The problem of Khmer ultranationalism—apart from the fact that it draws on the same murderous, genocidal discourse as Khmer Rouge propaganda—is that its analysis of Cambodia’s political and economic problems looks only at race. To ultranationalists, Khmer people are the only authentic inheritors of the great Angkorian nation, and Vietnamese people, or the Vietnamese state, are behind every historical woe of contemporary Cambodia.
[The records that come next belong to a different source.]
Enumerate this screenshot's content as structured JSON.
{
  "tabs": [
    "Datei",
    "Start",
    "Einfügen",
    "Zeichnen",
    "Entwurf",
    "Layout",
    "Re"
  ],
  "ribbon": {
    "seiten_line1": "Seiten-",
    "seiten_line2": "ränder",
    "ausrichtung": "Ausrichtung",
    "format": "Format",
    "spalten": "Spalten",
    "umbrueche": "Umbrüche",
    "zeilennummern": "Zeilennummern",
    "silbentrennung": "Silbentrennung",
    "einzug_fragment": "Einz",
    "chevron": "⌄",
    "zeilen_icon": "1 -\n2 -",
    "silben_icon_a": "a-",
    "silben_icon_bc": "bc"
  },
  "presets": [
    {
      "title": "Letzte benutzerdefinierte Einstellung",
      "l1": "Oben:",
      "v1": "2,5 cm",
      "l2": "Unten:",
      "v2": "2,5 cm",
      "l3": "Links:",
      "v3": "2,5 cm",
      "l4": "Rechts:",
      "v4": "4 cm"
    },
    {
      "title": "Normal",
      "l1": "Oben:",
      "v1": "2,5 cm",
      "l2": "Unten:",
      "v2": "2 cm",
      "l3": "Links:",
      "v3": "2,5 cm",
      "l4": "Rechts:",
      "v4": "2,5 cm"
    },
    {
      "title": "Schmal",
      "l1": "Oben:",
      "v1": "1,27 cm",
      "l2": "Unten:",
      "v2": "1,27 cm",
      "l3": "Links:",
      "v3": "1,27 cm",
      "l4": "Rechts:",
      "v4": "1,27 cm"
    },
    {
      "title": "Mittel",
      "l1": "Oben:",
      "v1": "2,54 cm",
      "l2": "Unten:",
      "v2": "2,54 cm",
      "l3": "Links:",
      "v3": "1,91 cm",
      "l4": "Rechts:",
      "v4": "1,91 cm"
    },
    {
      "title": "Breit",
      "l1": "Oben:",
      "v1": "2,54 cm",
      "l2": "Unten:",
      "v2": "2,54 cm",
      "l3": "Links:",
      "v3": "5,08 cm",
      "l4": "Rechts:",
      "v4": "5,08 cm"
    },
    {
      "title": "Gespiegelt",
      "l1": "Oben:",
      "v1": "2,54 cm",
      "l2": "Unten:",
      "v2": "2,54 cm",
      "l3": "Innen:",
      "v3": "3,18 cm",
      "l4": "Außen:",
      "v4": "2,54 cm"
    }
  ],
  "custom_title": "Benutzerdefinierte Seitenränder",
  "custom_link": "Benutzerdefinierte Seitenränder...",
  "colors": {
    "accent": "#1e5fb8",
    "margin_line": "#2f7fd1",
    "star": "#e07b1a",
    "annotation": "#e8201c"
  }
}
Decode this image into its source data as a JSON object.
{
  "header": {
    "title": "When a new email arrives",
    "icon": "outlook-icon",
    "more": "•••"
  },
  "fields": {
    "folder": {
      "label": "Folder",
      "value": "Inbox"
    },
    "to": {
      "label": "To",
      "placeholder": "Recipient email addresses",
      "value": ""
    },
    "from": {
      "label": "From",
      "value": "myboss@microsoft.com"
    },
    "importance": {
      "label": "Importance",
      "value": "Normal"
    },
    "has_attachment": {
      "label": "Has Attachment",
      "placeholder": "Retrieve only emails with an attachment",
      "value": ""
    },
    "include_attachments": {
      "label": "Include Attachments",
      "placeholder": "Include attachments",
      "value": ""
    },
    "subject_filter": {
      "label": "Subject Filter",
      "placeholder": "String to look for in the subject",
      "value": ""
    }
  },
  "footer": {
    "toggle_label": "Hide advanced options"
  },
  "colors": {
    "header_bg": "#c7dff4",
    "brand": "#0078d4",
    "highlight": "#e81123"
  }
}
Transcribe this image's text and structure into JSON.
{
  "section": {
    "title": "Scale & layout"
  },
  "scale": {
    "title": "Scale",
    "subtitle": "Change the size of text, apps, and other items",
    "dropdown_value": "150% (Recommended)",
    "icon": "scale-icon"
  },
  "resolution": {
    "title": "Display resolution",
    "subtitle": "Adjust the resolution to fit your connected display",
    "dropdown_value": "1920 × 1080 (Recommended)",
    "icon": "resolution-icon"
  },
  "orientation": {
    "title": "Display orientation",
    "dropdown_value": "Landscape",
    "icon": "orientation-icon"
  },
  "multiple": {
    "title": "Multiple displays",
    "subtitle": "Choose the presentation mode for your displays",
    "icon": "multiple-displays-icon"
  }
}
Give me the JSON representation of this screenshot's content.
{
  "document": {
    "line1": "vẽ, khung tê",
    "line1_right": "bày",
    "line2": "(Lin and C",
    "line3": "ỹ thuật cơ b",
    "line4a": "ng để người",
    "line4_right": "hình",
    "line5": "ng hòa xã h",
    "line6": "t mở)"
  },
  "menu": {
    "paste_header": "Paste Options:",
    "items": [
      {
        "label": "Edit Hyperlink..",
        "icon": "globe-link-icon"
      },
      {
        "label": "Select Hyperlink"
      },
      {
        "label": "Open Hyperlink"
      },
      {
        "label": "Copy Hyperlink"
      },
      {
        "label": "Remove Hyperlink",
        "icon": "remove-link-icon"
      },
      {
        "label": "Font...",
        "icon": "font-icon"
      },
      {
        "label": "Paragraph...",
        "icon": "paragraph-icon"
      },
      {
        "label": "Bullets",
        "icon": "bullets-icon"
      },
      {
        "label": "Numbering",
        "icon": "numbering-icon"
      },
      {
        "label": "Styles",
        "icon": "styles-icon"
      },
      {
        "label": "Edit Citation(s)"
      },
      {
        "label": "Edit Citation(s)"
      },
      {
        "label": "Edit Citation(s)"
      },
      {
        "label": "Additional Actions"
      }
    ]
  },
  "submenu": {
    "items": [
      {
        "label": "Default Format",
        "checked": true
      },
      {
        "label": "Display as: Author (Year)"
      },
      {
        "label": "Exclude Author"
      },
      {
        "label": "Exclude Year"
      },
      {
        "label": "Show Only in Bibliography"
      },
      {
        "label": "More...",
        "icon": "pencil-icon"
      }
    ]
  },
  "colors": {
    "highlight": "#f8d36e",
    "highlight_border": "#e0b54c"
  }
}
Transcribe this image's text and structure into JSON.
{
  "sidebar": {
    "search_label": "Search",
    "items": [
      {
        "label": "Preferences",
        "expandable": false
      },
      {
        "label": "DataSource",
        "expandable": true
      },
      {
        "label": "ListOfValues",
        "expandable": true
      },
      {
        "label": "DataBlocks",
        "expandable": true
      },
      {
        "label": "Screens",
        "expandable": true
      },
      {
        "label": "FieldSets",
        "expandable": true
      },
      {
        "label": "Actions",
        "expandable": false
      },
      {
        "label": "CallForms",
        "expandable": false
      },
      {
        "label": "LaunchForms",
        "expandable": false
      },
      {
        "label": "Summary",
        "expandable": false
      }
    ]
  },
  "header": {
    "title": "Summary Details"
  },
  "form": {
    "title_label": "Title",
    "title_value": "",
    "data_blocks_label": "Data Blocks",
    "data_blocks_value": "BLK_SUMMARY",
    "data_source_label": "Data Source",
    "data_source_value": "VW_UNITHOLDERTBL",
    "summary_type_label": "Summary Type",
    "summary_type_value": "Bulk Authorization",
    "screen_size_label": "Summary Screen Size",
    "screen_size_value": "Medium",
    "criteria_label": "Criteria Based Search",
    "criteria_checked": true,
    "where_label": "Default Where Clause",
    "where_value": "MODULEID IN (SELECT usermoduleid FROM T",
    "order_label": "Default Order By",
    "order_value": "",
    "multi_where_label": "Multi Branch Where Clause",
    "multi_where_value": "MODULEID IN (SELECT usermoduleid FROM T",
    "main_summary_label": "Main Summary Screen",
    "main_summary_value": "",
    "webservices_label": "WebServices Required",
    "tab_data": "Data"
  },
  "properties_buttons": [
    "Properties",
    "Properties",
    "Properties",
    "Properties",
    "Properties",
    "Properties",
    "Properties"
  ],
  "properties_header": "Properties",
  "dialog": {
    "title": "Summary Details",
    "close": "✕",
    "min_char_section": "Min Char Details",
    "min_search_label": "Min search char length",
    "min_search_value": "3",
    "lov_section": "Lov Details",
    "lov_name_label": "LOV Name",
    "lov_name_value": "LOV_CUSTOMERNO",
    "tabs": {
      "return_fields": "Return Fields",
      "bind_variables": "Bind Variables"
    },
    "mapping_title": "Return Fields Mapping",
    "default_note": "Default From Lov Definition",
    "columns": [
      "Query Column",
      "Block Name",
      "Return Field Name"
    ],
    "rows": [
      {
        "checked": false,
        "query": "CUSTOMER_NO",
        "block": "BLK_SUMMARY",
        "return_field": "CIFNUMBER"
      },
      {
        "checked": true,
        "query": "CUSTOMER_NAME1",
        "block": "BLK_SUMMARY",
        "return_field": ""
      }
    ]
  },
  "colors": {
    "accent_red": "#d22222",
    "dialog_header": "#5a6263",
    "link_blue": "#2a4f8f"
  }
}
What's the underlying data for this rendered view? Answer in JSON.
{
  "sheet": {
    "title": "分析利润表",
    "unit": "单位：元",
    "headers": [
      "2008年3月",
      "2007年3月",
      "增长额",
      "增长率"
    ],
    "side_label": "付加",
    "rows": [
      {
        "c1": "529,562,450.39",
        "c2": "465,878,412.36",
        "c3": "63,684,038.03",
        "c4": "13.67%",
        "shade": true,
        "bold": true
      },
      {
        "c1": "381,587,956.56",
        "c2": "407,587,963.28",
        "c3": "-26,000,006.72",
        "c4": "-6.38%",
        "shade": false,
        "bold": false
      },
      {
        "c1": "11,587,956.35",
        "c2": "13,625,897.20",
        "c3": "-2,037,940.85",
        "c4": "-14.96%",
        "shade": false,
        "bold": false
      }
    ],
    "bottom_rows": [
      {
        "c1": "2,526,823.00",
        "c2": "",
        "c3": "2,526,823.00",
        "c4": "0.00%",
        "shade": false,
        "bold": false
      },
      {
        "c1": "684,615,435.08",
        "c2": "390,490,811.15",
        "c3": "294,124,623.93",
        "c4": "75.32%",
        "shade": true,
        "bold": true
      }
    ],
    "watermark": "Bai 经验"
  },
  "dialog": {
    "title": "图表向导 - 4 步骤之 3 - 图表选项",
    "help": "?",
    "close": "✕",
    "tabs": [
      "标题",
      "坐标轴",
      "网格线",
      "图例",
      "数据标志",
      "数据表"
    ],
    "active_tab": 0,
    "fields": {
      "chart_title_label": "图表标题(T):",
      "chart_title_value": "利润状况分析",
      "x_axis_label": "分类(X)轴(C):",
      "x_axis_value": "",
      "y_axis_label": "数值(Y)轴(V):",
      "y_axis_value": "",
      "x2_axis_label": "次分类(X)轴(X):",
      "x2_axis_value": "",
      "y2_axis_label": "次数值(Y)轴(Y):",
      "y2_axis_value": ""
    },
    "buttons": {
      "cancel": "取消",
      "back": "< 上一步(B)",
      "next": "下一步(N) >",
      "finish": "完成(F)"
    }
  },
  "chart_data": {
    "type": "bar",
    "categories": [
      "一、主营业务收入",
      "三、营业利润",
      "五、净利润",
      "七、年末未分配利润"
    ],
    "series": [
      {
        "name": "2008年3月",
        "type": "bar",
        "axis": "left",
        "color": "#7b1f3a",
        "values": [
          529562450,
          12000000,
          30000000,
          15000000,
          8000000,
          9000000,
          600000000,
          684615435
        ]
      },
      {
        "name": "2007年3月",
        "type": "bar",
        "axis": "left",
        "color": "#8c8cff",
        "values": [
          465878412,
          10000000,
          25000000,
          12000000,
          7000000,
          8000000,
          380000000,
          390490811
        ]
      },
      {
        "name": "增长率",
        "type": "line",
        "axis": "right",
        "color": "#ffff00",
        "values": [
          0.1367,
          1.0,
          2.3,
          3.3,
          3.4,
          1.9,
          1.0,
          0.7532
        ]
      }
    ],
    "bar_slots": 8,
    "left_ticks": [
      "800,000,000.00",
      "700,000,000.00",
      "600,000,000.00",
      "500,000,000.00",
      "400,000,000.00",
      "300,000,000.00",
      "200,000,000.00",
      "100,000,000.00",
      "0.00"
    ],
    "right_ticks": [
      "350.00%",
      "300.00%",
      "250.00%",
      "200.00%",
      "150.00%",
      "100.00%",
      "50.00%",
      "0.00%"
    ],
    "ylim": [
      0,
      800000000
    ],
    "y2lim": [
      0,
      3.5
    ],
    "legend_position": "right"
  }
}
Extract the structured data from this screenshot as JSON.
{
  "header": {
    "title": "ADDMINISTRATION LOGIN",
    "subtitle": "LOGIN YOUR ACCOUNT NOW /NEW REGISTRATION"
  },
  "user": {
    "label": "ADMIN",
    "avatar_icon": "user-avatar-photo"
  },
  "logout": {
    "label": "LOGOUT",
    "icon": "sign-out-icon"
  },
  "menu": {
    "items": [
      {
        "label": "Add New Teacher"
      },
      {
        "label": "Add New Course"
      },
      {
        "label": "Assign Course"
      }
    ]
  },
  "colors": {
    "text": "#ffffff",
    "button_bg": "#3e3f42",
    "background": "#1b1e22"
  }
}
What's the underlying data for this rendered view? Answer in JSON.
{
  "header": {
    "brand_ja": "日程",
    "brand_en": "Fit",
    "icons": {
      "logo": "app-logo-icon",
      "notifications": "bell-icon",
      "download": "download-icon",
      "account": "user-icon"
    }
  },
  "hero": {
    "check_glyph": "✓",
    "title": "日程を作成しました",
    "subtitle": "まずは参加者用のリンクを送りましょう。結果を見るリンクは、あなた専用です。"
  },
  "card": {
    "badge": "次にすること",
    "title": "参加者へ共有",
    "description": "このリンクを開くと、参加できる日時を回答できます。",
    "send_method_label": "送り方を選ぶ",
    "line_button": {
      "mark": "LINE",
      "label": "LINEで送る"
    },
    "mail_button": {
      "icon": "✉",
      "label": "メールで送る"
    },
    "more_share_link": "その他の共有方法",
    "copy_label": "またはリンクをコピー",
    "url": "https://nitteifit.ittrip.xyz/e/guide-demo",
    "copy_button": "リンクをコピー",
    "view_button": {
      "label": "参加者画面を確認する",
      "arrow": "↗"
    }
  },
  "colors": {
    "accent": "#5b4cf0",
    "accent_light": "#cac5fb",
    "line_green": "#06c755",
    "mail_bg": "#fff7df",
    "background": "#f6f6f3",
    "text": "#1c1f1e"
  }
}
This ideology disregards colonialism and the fact that Khmer ultranationalism is itself largely a product of French colonial historiography. It places an enormous amount of hope in Western forms of governance and intervention, without any critical analysis of imperialism or the contradictions of capitalism as it spreads across Cambodia.
As decolonial, antiracist, anarchist and Marxist analyses are almost non-existent in Cambodia today, ultranationalism has been adopted as a key mode of resistance to authoritarianism. Today, as ethnic Vietnamese face a renewed threat of evictions from their floating homes amid the pandemic, even the lyrics of young hip-hop artists who condemn the government and its corruption are infected with ultranationalist tropes. Local human rights groups, meanwhile, have been largely silent on the looming humanitarian crisis that will emerge if ultranationalism continues to guide government policy.
Most people believe Kem Ley lost his life as a consequence of his outspoken political commentary. Few recognise that one of his main policy recommendations—the removal of “illegal Vietnamese immigrants”—was actually adopted by the Cambodian government after his death.